Runs a job, regardless of its scheduling criteria.

  • Server: Control-M/Server.

  • Folder: Folder name that contains the job.

  • Job: Job name.

  • Date: (Optional) When to run, one of the following:

    NextOrderDate, PrevOrderDate, NoDate, OrderDate (default), AnyDate, or a specific date in mm/dd format.

  • Library: (z/OS job only) Name of the z/OS library that contains the job.

Action:SLA:SetToOK

Sets the job completion status to OK, regardless of its actual completion status.

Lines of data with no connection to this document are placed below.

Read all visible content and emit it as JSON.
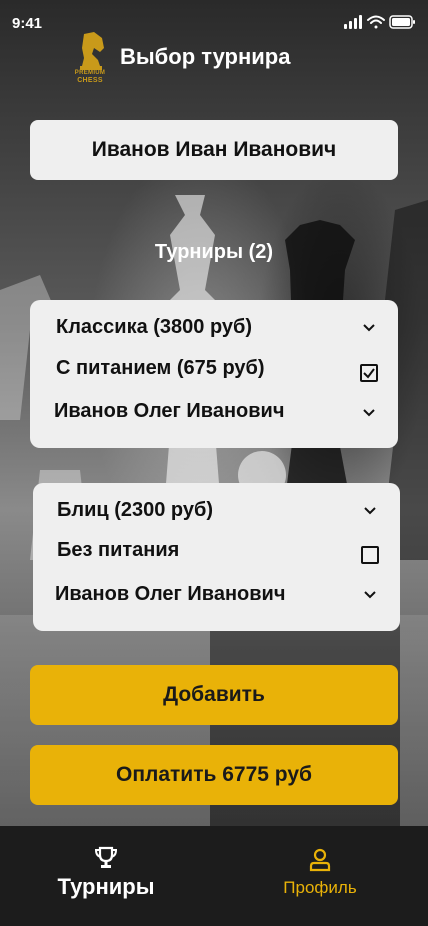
{
  "status_bar": {
    "time": "9:41"
  },
  "header": {
    "logo_text_1": "PREMIUM",
    "logo_text_2": "CHESS",
    "title": "Выбор турнира"
  },
  "player_name": "Иванов Иван Иванович",
  "section_title": "Турниры (2)",
  "tournaments": [
    {
      "type": "Классика (3800 руб)",
      "meal": "С питанием (675 руб)",
      "meal_checked": true,
      "player": "Иванов Олег Иванович"
    },
    {
      "type": "Блиц (2300 руб)",
      "meal": "Без питания",
      "meal_checked": false,
      "player": "Иванов Олег Иванович"
    }
  ],
  "buttons": {
    "add": "Добавить",
    "pay": "Оплатить 6775 руб"
  },
  "tabbar": {
    "tournaments": {
      "label": "Турниры",
      "icon": "trophy-icon"
    },
    "profile": {
      "label": "Профиль",
      "icon": "person-icon"
    }
  },
  "colors": {
    "accent": "#e9b208",
    "card": "#efefef",
    "tabbar": "#1c1c1c"
  }
}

  • Server: Control-M/Server.

  • Folder: Folder name that contains the job..

  • Job: Job name.

  • Date: (Optional) Schedule for setting to OK, one of the following:

    NextOrderDate, PrevOrderDate, NoDate, OrderDate (default), AnyDate, or a specific date in mm/dd format.

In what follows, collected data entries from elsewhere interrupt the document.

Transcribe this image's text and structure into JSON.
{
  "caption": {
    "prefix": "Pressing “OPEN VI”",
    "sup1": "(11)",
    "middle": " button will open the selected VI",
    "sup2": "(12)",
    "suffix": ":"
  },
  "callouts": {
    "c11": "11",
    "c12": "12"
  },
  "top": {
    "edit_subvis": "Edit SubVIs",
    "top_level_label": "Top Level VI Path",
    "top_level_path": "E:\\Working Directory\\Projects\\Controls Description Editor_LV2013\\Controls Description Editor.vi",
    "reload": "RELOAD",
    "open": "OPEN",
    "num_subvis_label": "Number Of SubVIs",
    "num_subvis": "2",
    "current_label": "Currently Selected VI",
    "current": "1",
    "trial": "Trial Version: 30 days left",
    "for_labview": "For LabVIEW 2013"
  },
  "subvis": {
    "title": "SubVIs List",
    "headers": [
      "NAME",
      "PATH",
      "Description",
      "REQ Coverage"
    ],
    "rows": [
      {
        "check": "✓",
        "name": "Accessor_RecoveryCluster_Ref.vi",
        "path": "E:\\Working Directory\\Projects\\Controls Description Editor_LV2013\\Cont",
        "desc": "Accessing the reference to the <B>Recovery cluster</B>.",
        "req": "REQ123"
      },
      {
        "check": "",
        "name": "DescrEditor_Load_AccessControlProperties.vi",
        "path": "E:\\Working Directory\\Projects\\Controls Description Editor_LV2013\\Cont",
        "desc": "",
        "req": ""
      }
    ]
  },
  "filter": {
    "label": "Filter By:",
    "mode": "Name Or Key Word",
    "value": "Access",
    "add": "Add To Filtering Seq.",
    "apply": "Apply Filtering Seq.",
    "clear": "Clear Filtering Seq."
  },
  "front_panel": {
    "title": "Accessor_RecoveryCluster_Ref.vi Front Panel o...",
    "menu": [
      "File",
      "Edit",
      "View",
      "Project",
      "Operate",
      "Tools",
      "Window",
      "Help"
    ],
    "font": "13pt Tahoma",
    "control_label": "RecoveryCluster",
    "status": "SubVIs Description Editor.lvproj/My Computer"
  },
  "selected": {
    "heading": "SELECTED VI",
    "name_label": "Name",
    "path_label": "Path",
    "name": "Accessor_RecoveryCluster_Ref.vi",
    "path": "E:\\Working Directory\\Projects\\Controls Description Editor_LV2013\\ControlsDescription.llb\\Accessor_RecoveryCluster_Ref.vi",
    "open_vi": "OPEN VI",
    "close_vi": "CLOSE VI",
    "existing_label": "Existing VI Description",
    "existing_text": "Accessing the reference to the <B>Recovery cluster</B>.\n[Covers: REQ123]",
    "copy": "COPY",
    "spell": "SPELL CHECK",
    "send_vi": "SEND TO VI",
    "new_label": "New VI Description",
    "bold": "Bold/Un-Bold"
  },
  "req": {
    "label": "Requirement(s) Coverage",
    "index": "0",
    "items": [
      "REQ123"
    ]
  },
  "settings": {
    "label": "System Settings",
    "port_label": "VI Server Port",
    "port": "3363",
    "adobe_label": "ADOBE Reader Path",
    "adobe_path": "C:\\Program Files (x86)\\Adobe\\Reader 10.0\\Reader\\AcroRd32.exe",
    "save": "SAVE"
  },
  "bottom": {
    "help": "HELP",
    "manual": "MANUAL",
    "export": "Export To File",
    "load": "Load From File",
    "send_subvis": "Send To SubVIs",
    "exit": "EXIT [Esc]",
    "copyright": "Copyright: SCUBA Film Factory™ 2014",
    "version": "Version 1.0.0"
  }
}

Action:SLA:SetToOK:ProblematicJob

Sets the completion status to OK for a job that is not running on time and will impact the service.

No parameters

Action:SLA:Rerun

Reruns the job, regardless of its scheduling criteria.

  • Server: Control-M/Server.

  • Folder: Folder name that contains the job.

  • Job: Job name.

  • Date: (Optional) When to rerun, one of the following:

    NextOrderDate, PrevOrderDate, NoDate, OrderDate (default), AnyDate, or a specific date in mm/dd format.

Action:SLA:Rerun:ProblematicJob

Reruns a job that is not running on time and will impact the service.

No parameters

Action:SLA:Kill

Kills a job when it is still executing.

  • Server: Control-M/Server.

  • Folder: Folder name that contains the job.

  • Job: Job name.

  • Date: (Optional) When to kill the job, one of the following:

    NextOrderDate, PrevOrderDate, NoDate, OrderDate (default), AnyDate, or a specific date in mm/dd format.

Action:SLA:Kill:ProblematicJob

Kills a problematic job, which is a job that is not running on time in the service, while it is still executing.

No parameters.

Action:SLA:Set

Assigns a value to a variable for use in a job rerun.

  • Variable: Name of the variable.

  • Value: Value to assign to the variable.

Action:SLA:SIM

Sends early warning notification about the critical service to BMC Service Impact Manager.

  • ConnectTo: Target ProactiveNet Server/Cell, defined as hostname[:port].

    Default Port: 1828

  • Message: Notification text.

    Valid Values: 1–211 characters.

    You can include any of the following variables in your message:

    • %%PROBLEMATIC_JOBS

    • %%SERVICE_DUE_TIME

    • %%SERVICE_EXPECTED_END_TIME

    • %%SERVICE_NAME

    • %%SERVICE_PRIORITY

Action:SLA:Increase

Allows the job or critical service to continue running by extending the deadline, in hours and minutes, that the job or service can execute for and still be considered on time.

  • Time: Amount of time to add to the service, in HH:MM format.

 

Action:SLA:Event:Add

Adds an event.

  • Server: Control-M/Server.

  • Name: Event name.

  • Date: (Optional) When to kill the job, one of the following:

    NextOrderDate, PrevOrderDate, NoDate, OrderDate (default), AnyDate, or a specific date in mm/dd format.

Action:SLA:Event:Delete

Deletes an event.

  • Server: Control-M/Server.

  • Name: Event name.

  • Date: (Optional) When to kill the job, one of the following:

    NextOrderDate, PrevOrderDate, NoDate, OrderDate (default), AnyDate, or a specific date in mm/dd format.